By Eromosele Abiodun, 06.22.2010
Renaissance Capital Limited has said that the current valuation gaps between the first four banks in Nigerian and the tier two banks is not justifiable as the only difference between them can only be explained by liquidity.
The Russian investment firm, which made this known in a report on the assessment of the Nigerian banking industry listed First Bank of Nigeria Plc United Bank for Africa (UBA) Plc, Zenith Bank Plc and Guaranty Trust Bank Plc as the first four banks while Access Bank Plc, Skye Bank Plc, First City Monument Bank Plc and Diamond Bank Plc were the tier two banks.

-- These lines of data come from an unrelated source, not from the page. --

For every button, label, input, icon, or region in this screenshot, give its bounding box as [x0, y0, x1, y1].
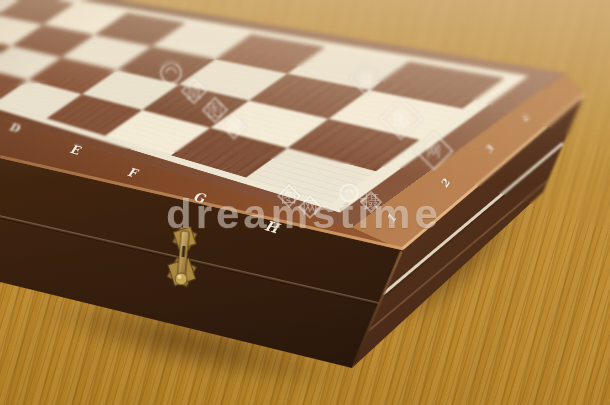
photo-scene: D E F G H 1 2 3 4	[0, 0, 610, 405]
top-haze-overlay	[0, 0, 610, 405]
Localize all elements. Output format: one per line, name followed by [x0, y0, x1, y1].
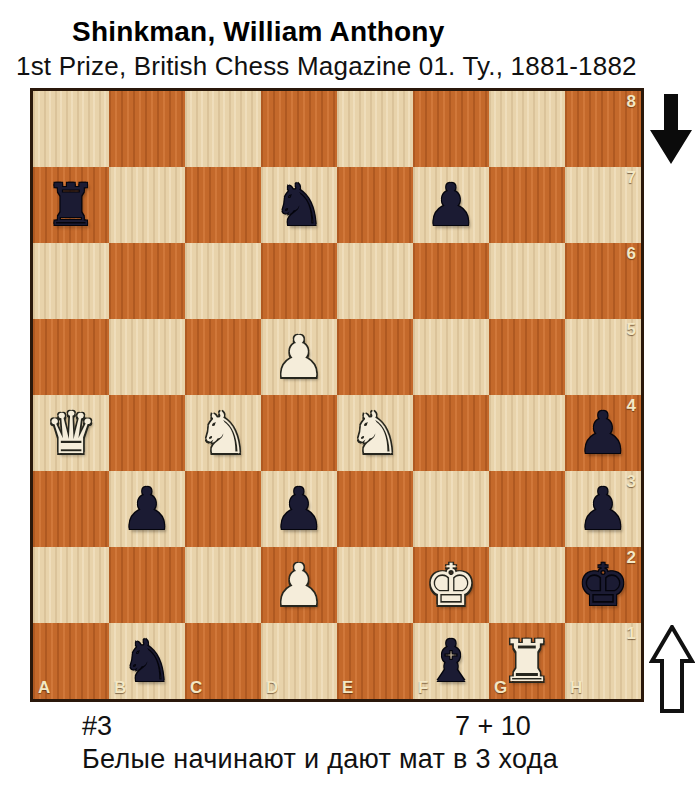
square-f6[interactable]: [413, 243, 489, 319]
black-to-move-arrow-icon: [649, 94, 693, 164]
composer-title: Shinkman, William Anthony: [72, 16, 444, 48]
piece-black-pawn-h3[interactable]: ♟: [577, 480, 629, 538]
file-label-B: B: [114, 678, 126, 698]
piece-black-knight-b1[interactable]: ♞: [121, 632, 173, 690]
square-d1[interactable]: D: [261, 623, 337, 699]
square-e1[interactable]: E: [337, 623, 413, 699]
board-grid: 8♜♞♟76♟5♛♞♞4♟♟♟3♟♟♚2♚AB♞CDEF♝G♜1H: [33, 91, 641, 699]
instruction-label: Белые начинают и дают мат в 3 хода: [82, 744, 558, 775]
piece-white-knight-c4[interactable]: ♞: [197, 404, 249, 462]
square-b2[interactable]: [109, 547, 185, 623]
square-h1[interactable]: 1H: [565, 623, 641, 699]
rank-label-1: 1: [627, 624, 636, 644]
square-d5[interactable]: ♟: [261, 319, 337, 395]
square-a7[interactable]: ♜: [33, 167, 109, 243]
piece-white-knight-e4[interactable]: ♞: [349, 404, 401, 462]
square-g3[interactable]: [489, 471, 565, 547]
piece-black-pawn-h4[interactable]: ♟: [577, 404, 629, 462]
square-e7[interactable]: [337, 167, 413, 243]
square-g4[interactable]: [489, 395, 565, 471]
piece-black-rook-a7[interactable]: ♜: [45, 176, 97, 234]
square-c2[interactable]: [185, 547, 261, 623]
square-e4[interactable]: ♞: [337, 395, 413, 471]
square-g2[interactable]: [489, 547, 565, 623]
square-c3[interactable]: [185, 471, 261, 547]
square-e2[interactable]: [337, 547, 413, 623]
square-f8[interactable]: [413, 91, 489, 167]
piece-white-pawn-d2[interactable]: ♟: [273, 556, 325, 614]
piece-black-pawn-d3[interactable]: ♟: [273, 480, 325, 538]
square-h2[interactable]: 2♚: [565, 547, 641, 623]
square-f5[interactable]: [413, 319, 489, 395]
square-h4[interactable]: 4♟: [565, 395, 641, 471]
stipulation-label: #3: [82, 711, 112, 742]
square-b6[interactable]: [109, 243, 185, 319]
square-d8[interactable]: [261, 91, 337, 167]
square-a4[interactable]: ♛: [33, 395, 109, 471]
square-g1[interactable]: G♜: [489, 623, 565, 699]
chess-board: 8♜♞♟76♟5♛♞♞4♟♟♟3♟♟♚2♚AB♞CDEF♝G♜1H: [30, 88, 644, 702]
square-h7[interactable]: 7: [565, 167, 641, 243]
square-a5[interactable]: [33, 319, 109, 395]
file-label-F: F: [418, 678, 428, 698]
square-a3[interactable]: [33, 471, 109, 547]
square-b8[interactable]: [109, 91, 185, 167]
white-to-move-arrow-icon: [649, 625, 695, 713]
square-h8[interactable]: 8: [565, 91, 641, 167]
square-b3[interactable]: ♟: [109, 471, 185, 547]
file-label-G: G: [494, 678, 507, 698]
square-a6[interactable]: [33, 243, 109, 319]
square-d2[interactable]: ♟: [261, 547, 337, 623]
square-a1[interactable]: A: [33, 623, 109, 699]
square-h6[interactable]: 6: [565, 243, 641, 319]
file-label-E: E: [342, 678, 353, 698]
piece-white-king-f2[interactable]: ♚: [425, 556, 477, 614]
piece-white-rook-g1[interactable]: ♜: [501, 632, 553, 690]
square-d7[interactable]: ♞: [261, 167, 337, 243]
square-e8[interactable]: [337, 91, 413, 167]
square-g7[interactable]: [489, 167, 565, 243]
piece-black-pawn-b3[interactable]: ♟: [121, 480, 173, 538]
square-d6[interactable]: [261, 243, 337, 319]
square-c1[interactable]: C: [185, 623, 261, 699]
square-f4[interactable]: [413, 395, 489, 471]
file-label-D: D: [266, 678, 278, 698]
rank-label-2: 2: [627, 548, 636, 568]
square-c4[interactable]: ♞: [185, 395, 261, 471]
piece-white-pawn-d5[interactable]: ♟: [273, 328, 325, 386]
square-h5[interactable]: 5: [565, 319, 641, 395]
file-label-C: C: [190, 678, 202, 698]
rank-label-6: 6: [627, 244, 636, 264]
square-e3[interactable]: [337, 471, 413, 547]
piece-count-label: 7 + 10: [455, 711, 531, 742]
rank-label-7: 7: [627, 168, 636, 188]
piece-black-knight-d7[interactable]: ♞: [273, 176, 325, 234]
square-g8[interactable]: [489, 91, 565, 167]
file-label-A: A: [38, 678, 50, 698]
file-label-H: H: [570, 678, 582, 698]
square-a2[interactable]: [33, 547, 109, 623]
square-b5[interactable]: [109, 319, 185, 395]
square-d4[interactable]: [261, 395, 337, 471]
source-subtitle: 1st Prize, British Chess Magazine 01. Ty…: [16, 51, 637, 82]
piece-black-king-h2[interactable]: ♚: [577, 556, 629, 614]
square-b7[interactable]: [109, 167, 185, 243]
square-c6[interactable]: [185, 243, 261, 319]
rank-label-4: 4: [627, 396, 636, 416]
square-g6[interactable]: [489, 243, 565, 319]
square-c5[interactable]: [185, 319, 261, 395]
square-c7[interactable]: [185, 167, 261, 243]
piece-black-pawn-f7[interactable]: ♟: [425, 176, 477, 234]
square-d3[interactable]: ♟: [261, 471, 337, 547]
square-f2[interactable]: ♚: [413, 547, 489, 623]
square-f1[interactable]: F♝: [413, 623, 489, 699]
square-f7[interactable]: ♟: [413, 167, 489, 243]
rank-label-8: 8: [627, 92, 636, 112]
square-c8[interactable]: [185, 91, 261, 167]
square-f3[interactable]: [413, 471, 489, 547]
piece-black-bishop-f1[interactable]: ♝: [425, 632, 477, 690]
rank-label-3: 3: [627, 472, 636, 492]
square-e5[interactable]: [337, 319, 413, 395]
square-b4[interactable]: [109, 395, 185, 471]
rank-label-5: 5: [627, 320, 636, 340]
square-h3[interactable]: 3♟: [565, 471, 641, 547]
piece-white-queen-a4[interactable]: ♛: [45, 404, 97, 462]
square-a8[interactable]: [33, 91, 109, 167]
square-b1[interactable]: B♞: [109, 623, 185, 699]
page: Shinkman, William Anthony 1st Prize, Bri…: [0, 0, 700, 786]
square-e6[interactable]: [337, 243, 413, 319]
square-g5[interactable]: [489, 319, 565, 395]
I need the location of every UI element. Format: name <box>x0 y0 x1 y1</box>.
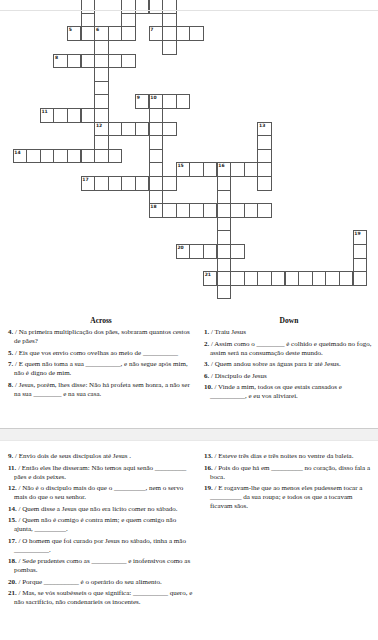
grid-cell[interactable] <box>149 190 164 205</box>
grid-cell[interactable] <box>108 149 123 164</box>
cell-number: 21 <box>205 272 211 278</box>
clue-text: / Quem andou sobre as águas para ir até … <box>209 360 341 368</box>
clue-item[interactable]: 1. / Traiu Jesus <box>204 328 374 337</box>
grid-cell[interactable]: 16 <box>217 162 232 177</box>
clue-section-2: 9. / Envio dois de seus discípulos até J… <box>0 452 378 610</box>
grid-cell[interactable] <box>257 176 272 191</box>
clue-item[interactable]: 15. / Quem não é comigo é contra mim; e … <box>8 516 194 534</box>
clue-item[interactable]: 21. / Mas, se vós soubésseis o que signi… <box>8 589 194 607</box>
cell-number: 13 <box>259 123 265 129</box>
clue-text: / E quem não toma a sua __________, e nã… <box>13 360 187 377</box>
grid-cell[interactable] <box>149 108 164 123</box>
grid-cell[interactable] <box>94 67 109 82</box>
cell-number: 9 <box>137 95 140 101</box>
clue-item[interactable]: 17. / O homem que foi curado por Jesus n… <box>8 537 194 555</box>
grid-cell[interactable] <box>40 149 55 164</box>
grid-cell[interactable] <box>121 54 136 69</box>
grid-cell[interactable]: 21 <box>203 271 218 286</box>
grid-cell[interactable] <box>162 203 177 218</box>
grid-cell[interactable] <box>203 203 218 218</box>
clue-section-1: Across 4. / Na primeira multiplicação do… <box>0 316 378 404</box>
down-header: Down <box>204 316 374 325</box>
grid-cell[interactable] <box>230 203 245 218</box>
cell-number: 15 <box>177 163 183 169</box>
grid-cell[interactable] <box>257 162 272 177</box>
clue-text: / Então eles lhe disseram: Não temos aqu… <box>14 464 186 481</box>
grid-cell[interactable] <box>189 162 204 177</box>
grid-cell[interactable] <box>189 26 204 41</box>
grid-cell[interactable]: 5 <box>67 26 82 41</box>
page-separator-line <box>0 10 378 11</box>
grid-cell[interactable] <box>285 271 300 286</box>
clue-number: 15. <box>8 516 17 524</box>
grid-cell[interactable] <box>162 26 177 41</box>
grid-cell[interactable] <box>244 271 259 286</box>
grid-cell[interactable]: 11 <box>40 108 55 123</box>
grid-cell[interactable] <box>121 122 136 137</box>
grid-cell[interactable] <box>217 190 232 205</box>
clue-number: 10. <box>204 383 213 391</box>
clue-text: / Esteve três dias e três noites no vent… <box>213 452 354 460</box>
grid-cell[interactable] <box>121 0 136 14</box>
grid-cell[interactable] <box>121 176 136 191</box>
grid-cell[interactable] <box>149 162 164 177</box>
clue-item[interactable]: 19. / E rogavam-lhe que ao menos eles pu… <box>204 484 374 511</box>
clue-text: / Não é o discípulo mais do que o ______… <box>14 484 183 501</box>
grid-cell[interactable] <box>26 149 41 164</box>
grid-cell[interactable] <box>162 94 177 109</box>
grid-cell[interactable] <box>298 271 313 286</box>
grid-cell[interactable] <box>353 244 368 259</box>
across-clues-column: Across 4. / Na primeira multiplicação do… <box>8 316 194 404</box>
down-clues-list-2: 13. / Esteve três dias e três noites no … <box>204 452 374 511</box>
clue-item[interactable]: 7. / E quem não toma a sua __________, e… <box>8 360 194 378</box>
clue-number: 13. <box>204 452 213 460</box>
grid-cell[interactable]: 12 <box>94 122 109 137</box>
clue-text: / Quem disse a Jesus que não era lícito … <box>17 505 178 513</box>
grid-cell[interactable] <box>325 271 340 286</box>
cell-number: 19 <box>354 231 360 237</box>
grid-cell[interactable] <box>135 0 150 14</box>
across-clues-list-1: 4. / Na primeira multiplicação dos pães,… <box>8 328 194 399</box>
grid-cell[interactable] <box>217 244 232 259</box>
clue-number: 20. <box>8 578 17 586</box>
grid-cell[interactable] <box>121 13 136 28</box>
grid-cell[interactable]: 15 <box>176 162 191 177</box>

Renaissance Capital said: “The big four banks in our Nigerian banks universe trade at a 2010E P/B multiple of 1.46 times. This represents a premium of 66 per cent to the tier II banks, which are currently trading below their forward book estimate (N8.8). Notably, the 2011 RoAE of the big four banks (29 per cent) does not differ materially from that of the tier II banks (23 per cent), on our estimates. In our opinion, liquidity, which is a function of the absolute size of the bank’s balance sheet, has been a key differentiating factor in Nigerian bank valuations. The big four now trade roughly $2.4 million a day on average (YtD) vs $700,000 for the tier II banks. In other words, the big four banks are now trading more than 3x as much as the tier II banks.
“The valuation gap between the big four banks and tier II banks can primarily be explained by liquidity. Today, the tier II banks are trading approximately $0.7million (N1.5 billion) a day (on average), down from $1.5 million a day (on average) in 2008. Notably, as average daily volumes have fallen 51 per cent since 2008, tier II bank valuations have fallen 49 per cent over the same period (from 1.72 time their forward book to N8.8 today). Looking at the big four, we would note that their valuations are only down 29 per cent (from 2.05 times their forward book in 2008 to 1.46 times today), as daily volumes are down only 25 per cent (from $3.2 million to $2.4 million).”
The firm also stated that although the big four have much higher daily trading volumes and balance sheets that are almost three times the size of the tier II banks on average, size is not all that matters. Specifically, the firm said: “Based on our analysis of the operating performances of the big four and tier II banks, we believe that there is little to justify the current valuation gaps between the banks. As we show in this note, the operating ratios of both groups are broadly in line, while the tier II banks enjoy higher capitalisation levels and the big four have better asset quality.
“We recommend playing value now because we think liquidity levels in the Nigerian Stock Exchange (NSE) will continue to improve over 2010 on the back of: 1) lower rates; 2) higher average oil prices and production; 3) resilient deposit growth; and 4) regulatory clarity. What is encouraging is that liquidity levels over the past month have already begun to improve in some of the tier II banks –most noticeably Skye Bank, which has been trading around $1.2 million a day over the past month.As more tier II banks begin to trade over $1mn a day, we believe their re-rating will gather momentum.
“Based on our estimates, our fair value of these banks, assuming a cost of capital of 17.2 per cent and long-term growth rate of 6 per cent, is 1.50 times their forward book value. This would imply 71 per cent upside potential to their current valuation of 0.88x. With capital risk abating on the back of the forthcoming regulatory changes and volume growth being stimulated by significant liquidity support from CBN (+$3billion) for on-lending to SMEs, the agriculture and infrastructure sectors, the valuation discount being applied to the tier II banks will narrow.”